PT ASDP Indonesia Ferry (Persero) menilai program Makan Bergizi Gratis (MBG) akan semakin memperkuat kebutuhan distribusi logistik pangan antarpulau. Perseroan memastikan kapal penyeberangan akan tetap menjadi salah satu penopang kelancaran pasokan bahan pangan, khususnya di wilayah kepulauan, terdepan, terluar, dan tertinggal (3T).
Direktur Utama ASDP Heru Widodo mengatakan, peran perusahaan dalam mendukung MBG tidak dilakukan secara langsung melalui kerja sama bisnis tertentu. Namun, meningkatnya kebutuhan distribusi bahan makanan antarpulau akan membuat layanan penyeberangan ASDP semakin dibutuhkan.
“MBG itu, ya, tentu kita pasti ada perannya tapi secara tidak langsung artinya bukan kerena B2B, bukan, tapi secara tidak langsung karena memang kebutuhan logistik makanan, ya, khususnya ini antar kepulauan, kan, pasti akan terus berjalan apalagi dengan adanya MBG ini tentunya keberadaan kita juga menjadi faktor penting juga untuk keberlangsungan program MBG.” kata Heru di Luwuk, dikutip Jumat (24/7).

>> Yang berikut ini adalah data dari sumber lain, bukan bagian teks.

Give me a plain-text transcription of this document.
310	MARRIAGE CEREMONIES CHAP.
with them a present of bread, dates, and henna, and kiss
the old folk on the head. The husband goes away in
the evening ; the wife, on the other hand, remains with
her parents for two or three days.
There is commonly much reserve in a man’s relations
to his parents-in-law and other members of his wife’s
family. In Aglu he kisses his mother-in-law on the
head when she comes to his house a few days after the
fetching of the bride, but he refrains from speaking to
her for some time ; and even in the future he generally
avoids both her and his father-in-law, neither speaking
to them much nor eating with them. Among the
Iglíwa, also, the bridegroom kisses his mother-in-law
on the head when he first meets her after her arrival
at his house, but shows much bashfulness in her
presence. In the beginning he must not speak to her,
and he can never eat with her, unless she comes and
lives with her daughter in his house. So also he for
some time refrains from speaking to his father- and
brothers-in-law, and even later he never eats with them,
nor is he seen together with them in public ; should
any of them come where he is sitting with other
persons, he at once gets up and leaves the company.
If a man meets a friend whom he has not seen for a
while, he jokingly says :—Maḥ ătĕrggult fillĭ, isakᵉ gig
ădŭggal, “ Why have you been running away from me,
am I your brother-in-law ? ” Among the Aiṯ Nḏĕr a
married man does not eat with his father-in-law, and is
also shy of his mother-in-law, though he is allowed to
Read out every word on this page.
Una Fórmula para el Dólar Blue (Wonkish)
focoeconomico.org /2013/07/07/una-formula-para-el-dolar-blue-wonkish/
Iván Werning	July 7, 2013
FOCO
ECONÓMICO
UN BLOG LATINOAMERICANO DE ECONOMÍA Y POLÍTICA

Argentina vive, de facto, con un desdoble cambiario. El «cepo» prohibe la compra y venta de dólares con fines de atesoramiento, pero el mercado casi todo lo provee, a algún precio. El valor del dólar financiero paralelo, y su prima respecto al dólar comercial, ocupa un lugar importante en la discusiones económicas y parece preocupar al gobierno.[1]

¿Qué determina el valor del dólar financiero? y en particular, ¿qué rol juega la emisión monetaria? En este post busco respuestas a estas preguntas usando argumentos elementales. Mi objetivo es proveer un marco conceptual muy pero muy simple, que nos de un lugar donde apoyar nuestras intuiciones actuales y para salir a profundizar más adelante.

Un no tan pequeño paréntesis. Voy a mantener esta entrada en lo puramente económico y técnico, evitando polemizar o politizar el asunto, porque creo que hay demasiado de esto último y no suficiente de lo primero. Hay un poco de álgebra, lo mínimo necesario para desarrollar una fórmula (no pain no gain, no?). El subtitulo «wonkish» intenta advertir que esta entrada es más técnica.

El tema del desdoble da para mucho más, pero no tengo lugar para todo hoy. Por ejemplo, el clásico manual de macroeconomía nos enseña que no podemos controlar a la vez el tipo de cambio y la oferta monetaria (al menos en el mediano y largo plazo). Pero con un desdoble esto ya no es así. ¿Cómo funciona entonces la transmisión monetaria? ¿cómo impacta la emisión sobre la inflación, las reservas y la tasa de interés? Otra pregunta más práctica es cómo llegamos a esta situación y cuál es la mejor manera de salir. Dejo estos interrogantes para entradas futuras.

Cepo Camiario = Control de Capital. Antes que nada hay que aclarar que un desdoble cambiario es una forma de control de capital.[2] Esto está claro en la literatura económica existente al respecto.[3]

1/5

Menurut Heru, kebutuhan distribusi logistik pangan melalui jalur laut akan terus meningkat seiring implementasi MBG. Karena itu, ASDP memandang penguatan armada dan jaringan penyeberangan menjadi bagian penting dalam menjaga kelancaran distribusi antarpulau.
Sementara itu, Direktur Teknik ASDP Nana Sutisna mengatakan distribusi logistik ke wilayah kepulauan sebenarnya telah dilakukan jauh sebelum program MBG dijalankan. Salah satu upaya yang dilakukan ialah memastikan pasokan kebutuhan pokok tetap tersedia, terutama saat cuaca buruk atau daerah mengalami keterbatasan akses.

Ia menjelaskan kapal-kapal ASDP selama ini mengangkut berbagai komoditas kebutuhan masyarakat ke wilayah kepulauan, termasuk beras dan sayur-sayuran. Sebaliknya, hasil perikanan dari daerah kepulauan didistribusikan ke wilayah lain melalui jalur penyeberangan.
“Sebelum ada MBG sudah konteksnya mengirim logistik-logistik, namun adanya MBG ini dipastikan lagi lebih akan diperkuat lagi dengan kehadiran kapalnya.” ujar Nana.
Menurutnya, keberadaan kapal penyeberangan juga berperan menjaga stabilitas pasokan pangan di wilayah kepulauan. Ia mencontohkan daerah Banggai Laut yang memasok hasil perikanan, sementara beras dan sayur-sayuran dikirim dari wilayah daratan.
“Di Banggai itu kalau untuk ikan banyak dari sana, dari Banggai Luwuk,” katanya.
ASDP memastikan akan terus menjaga layanan penyeberangan di wilayah 3T agar distribusi logistik tetap berjalan, sekaligus mendukung kelancaran pasokan pangan yang dibutuhkan masyarakat maupun pelaksanaan program MBG di berbagai daerah kepulauan.